Today, this looks like confusing messaging in schools, and continued shame on the part of students when trying to access sanitary supplies. In an article by Story Hinckley, a staff writer for the Christian Science Monitor, Lorena Bascara, a school nurse who has worked in California for over ten years, states: “If the student is in a group, and too embarrassed to ask for a tampon or pad outright, [...] they use secret code phrases, such as ‘Can I have a cookie?’” Some teachers and school staff will even stock their classrooms with tampons and pads, paying for them out-of-pocket, because they know that some students will choose to seek assistance from an adult they know well, instead of the nurse or another student.


Fortunately, work is being done to ensure that students in LAUSD have easier access to free menstrual products if, and when, they need them.


Since 2015, Assemblymember Cristina Garcia has been trying to make it easier for Californians to access sanitary supplies. In 2018, she attempted to repeal California’s sales tax on menstrual products, but the bill was shot down, its opponents citing the fact that it could cost the state $10.5 million annually.


“There is already a ridiculous tax on menstruation products,” says Metzli Esparza, an ERHS student. “We didn’t ask to have periods,” she says. “It’s absolutely crazy how pads and tampons and other sanitary products are taxed as luxury items. Since when is having a period a luxury?”


In 2017, Assemblymember Garcia successfully passed bill AB 10, which requires all Title 1-eligible public schools in California to provide free sanitary products to students in grades 6-12. At Eagle Rock High School, students can go to the Health Office for free sanitary supplies, and, according to ERHS School Nurse Ms. De Leon, there is currently a project underway to put free dispensers in school bathrooms at LAUSD. “There used to be a 25 cent charge years ago,” says Ms. De Leon, “but we've done away with that.”

The problem, however, is that this message hasn’t gotten through to all students. Metzli, being one such student, oftentimes does not have the necessary change on hand, and when she does, “there isn’t even anything in the [dispensers], and if there were, it wouldn’t matter because they are jammed and don’t even work. I know many others that have had that exact same problem.”


Though free dispensers will be a huge step forward in making menstrual products more available, we still have a long way to go. As of now, in California school districts, free sanitary products are only mandatorily available at schools that serve students in grades six and above, and which qualify for Title 1 funding, allowing many menstruating students to fall through the cracks. For example, some get their period as early as the age of eight, and not all who are unable to afford menstrual supplies attend schools that qualify for Title 1. Additionally, providing tampons and pads in the nurse’s office does not eliminate the societal ridicule faced by those who can’t afford products and those who are not female-identifying. As the L.A. Times states, “‘Sanitary products are vital for the health, well-being and full participation of women and girls — and transgender and nonbinary people who menstruate — in our society.’”

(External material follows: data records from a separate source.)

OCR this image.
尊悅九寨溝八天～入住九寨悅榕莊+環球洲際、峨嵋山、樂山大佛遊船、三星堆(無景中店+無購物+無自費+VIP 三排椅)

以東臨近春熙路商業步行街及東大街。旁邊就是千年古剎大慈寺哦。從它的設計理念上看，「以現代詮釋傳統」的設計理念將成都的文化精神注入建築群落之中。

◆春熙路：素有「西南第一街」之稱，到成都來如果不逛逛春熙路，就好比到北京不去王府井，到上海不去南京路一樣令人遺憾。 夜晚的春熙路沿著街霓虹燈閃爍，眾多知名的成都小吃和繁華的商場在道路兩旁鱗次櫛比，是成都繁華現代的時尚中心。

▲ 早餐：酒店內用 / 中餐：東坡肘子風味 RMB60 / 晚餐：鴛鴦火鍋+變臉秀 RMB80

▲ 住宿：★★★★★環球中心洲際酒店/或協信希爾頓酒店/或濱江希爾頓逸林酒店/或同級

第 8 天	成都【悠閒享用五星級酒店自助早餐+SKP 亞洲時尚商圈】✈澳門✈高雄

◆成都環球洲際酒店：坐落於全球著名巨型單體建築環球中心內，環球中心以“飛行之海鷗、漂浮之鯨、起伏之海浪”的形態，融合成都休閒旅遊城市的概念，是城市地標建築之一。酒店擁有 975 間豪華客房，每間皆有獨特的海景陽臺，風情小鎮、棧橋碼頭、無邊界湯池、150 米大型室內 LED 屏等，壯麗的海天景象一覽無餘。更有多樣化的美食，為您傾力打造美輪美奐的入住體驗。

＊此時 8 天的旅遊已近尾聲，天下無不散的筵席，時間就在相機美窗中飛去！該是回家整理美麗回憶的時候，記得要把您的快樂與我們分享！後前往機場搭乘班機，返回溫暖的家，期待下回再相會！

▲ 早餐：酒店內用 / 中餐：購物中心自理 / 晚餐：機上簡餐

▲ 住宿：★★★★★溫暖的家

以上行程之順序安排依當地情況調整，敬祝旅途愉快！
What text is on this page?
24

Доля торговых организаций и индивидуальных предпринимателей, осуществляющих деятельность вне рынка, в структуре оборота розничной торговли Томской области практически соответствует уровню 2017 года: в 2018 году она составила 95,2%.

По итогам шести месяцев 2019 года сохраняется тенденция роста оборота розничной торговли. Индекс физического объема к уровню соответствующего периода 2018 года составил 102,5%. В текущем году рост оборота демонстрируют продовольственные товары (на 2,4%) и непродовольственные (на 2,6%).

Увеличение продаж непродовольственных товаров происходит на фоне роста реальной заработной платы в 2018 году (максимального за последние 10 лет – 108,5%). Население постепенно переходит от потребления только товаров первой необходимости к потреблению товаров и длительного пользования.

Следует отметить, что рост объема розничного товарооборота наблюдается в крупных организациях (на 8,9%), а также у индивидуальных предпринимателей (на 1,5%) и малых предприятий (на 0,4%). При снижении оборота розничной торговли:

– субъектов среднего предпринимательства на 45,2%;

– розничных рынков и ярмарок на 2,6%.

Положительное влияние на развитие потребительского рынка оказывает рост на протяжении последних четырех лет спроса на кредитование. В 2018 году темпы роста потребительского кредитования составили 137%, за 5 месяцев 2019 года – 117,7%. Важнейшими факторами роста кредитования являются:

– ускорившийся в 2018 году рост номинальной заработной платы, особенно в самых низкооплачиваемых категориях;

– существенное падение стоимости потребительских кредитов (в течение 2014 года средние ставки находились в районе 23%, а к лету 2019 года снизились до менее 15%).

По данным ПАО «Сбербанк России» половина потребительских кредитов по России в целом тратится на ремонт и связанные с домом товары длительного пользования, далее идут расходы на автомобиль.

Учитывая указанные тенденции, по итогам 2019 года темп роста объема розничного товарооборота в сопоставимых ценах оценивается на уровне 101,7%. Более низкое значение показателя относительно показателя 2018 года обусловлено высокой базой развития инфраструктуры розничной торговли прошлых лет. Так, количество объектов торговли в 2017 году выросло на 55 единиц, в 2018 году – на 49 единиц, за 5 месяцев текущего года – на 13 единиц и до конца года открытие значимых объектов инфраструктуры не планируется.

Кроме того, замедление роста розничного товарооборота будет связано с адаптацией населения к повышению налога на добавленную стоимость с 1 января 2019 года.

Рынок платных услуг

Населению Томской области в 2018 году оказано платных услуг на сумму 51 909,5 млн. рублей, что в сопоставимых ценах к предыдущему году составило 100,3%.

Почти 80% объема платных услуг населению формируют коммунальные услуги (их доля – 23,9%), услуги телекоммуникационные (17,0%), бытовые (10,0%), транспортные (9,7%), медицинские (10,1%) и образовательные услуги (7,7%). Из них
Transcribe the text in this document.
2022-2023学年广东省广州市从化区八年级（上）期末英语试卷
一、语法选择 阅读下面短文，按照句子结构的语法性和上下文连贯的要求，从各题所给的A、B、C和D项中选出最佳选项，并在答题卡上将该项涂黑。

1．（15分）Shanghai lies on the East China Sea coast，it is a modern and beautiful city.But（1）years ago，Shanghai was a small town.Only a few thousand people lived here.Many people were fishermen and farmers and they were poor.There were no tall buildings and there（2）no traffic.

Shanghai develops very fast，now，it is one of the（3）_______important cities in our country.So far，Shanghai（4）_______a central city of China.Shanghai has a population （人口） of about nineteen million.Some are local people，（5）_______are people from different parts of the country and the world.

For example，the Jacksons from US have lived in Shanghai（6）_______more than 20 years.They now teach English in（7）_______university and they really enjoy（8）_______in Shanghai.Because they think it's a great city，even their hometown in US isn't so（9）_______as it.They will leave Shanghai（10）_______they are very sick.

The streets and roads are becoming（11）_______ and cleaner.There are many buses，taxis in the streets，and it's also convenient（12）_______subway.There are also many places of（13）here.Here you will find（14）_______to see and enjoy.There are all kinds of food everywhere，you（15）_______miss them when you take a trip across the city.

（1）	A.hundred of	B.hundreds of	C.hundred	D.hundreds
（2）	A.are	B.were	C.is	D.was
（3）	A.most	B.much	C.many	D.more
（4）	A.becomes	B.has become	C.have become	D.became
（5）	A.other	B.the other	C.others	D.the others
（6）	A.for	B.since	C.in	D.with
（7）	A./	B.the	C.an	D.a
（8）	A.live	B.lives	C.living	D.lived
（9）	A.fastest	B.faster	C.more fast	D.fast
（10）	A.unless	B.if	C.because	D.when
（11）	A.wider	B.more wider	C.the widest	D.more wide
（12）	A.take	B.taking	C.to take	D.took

Regarding LAUSD, Metzli Esparza provides an alternative to simply giving products to students via the Health Office. She suggests placing a box full of tampons and pads outside of both bathrooms so that any student who needs a menstrual product could grab one, regardless of which bathroom they use. Providing pads and tampons out in the open would also help to normalize the use of menstrual products (and being unable to afford them), and would eliminate the spectacle of asking a teacher or the school nurse for one.


It is possible to end period poverty by making menstrual products free for all who need them, but we must first tackle our society’s discomfort with periods that makes the topic so difficult.